I grew up in a city with a population of around 400,000 people. The metropolitan area around the city now boasts a population of 1.2 million. It’s the capitol of a state with lots of federal and corporate connections. However, the development of the area occurred over a 400 year period. Instead of building up, we spread out. Public transportation was more popular in an earlier era when most people lived in the city. It is a necessity now to operate a vehicle to get to most places.

Imagine my surprise when I arrived in Belo Horizonte, Brazil (pictured above), a city boasting a population of almost 2.5 million, and 5.5 million in the metropolitan area. Highways were at least 5 lanes across, reminding me of larger American cities such as Los Angeles and Chicago. Public transportation was super convenient with extensive subway and bus systems that ran to all areas of the city. People were everywhere. There was a huge Wal-mart-like store I used to frequent for groceries. I will never complain about a line at Wal-mart again after the amusement park type of lines I had to endure in Brazils just to buy  food. Walking through the subway station on a crowded day required a brisk pace to stay in the flow of foot traffic. My American southern ways of strolling along and taking in the scenery didn’t work.

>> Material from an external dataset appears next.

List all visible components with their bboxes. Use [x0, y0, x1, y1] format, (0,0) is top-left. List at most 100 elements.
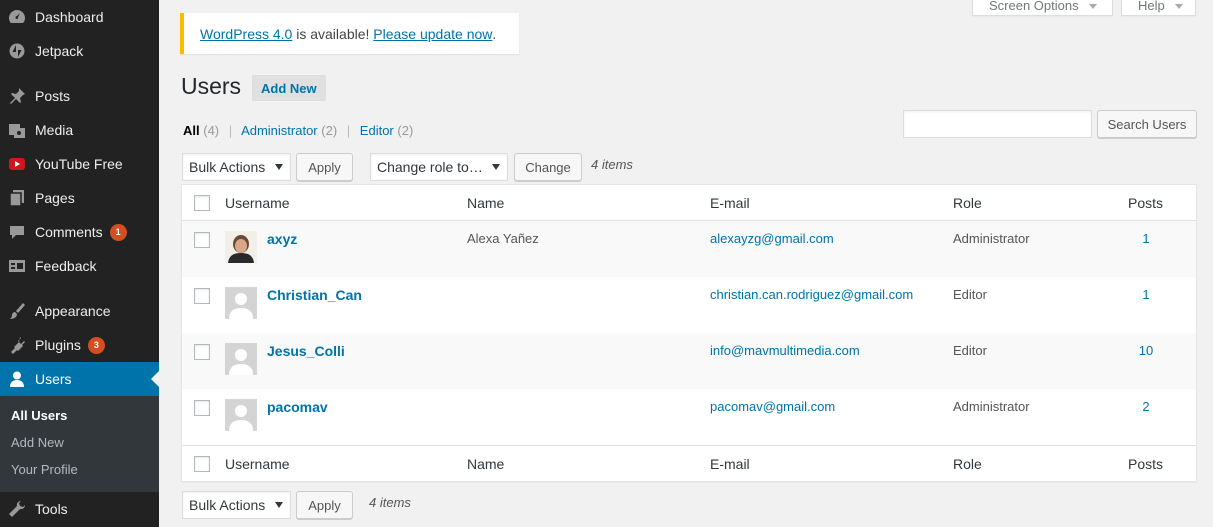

At home, shopping was done in a mall, spread out over a large plot of land in a suburban area, that may consist of two floors. Several of the malls in Belo Horizonte resembled those in New York City, with three or four floors, in a small sliver of space in between office buildings in urban areas. There were buildings on top of buildings. People on top of people.

You can read all the facts and research but seeing the city, in all of its glory, from Mangabeiras Park helped me see just how big Belo Horizonte is.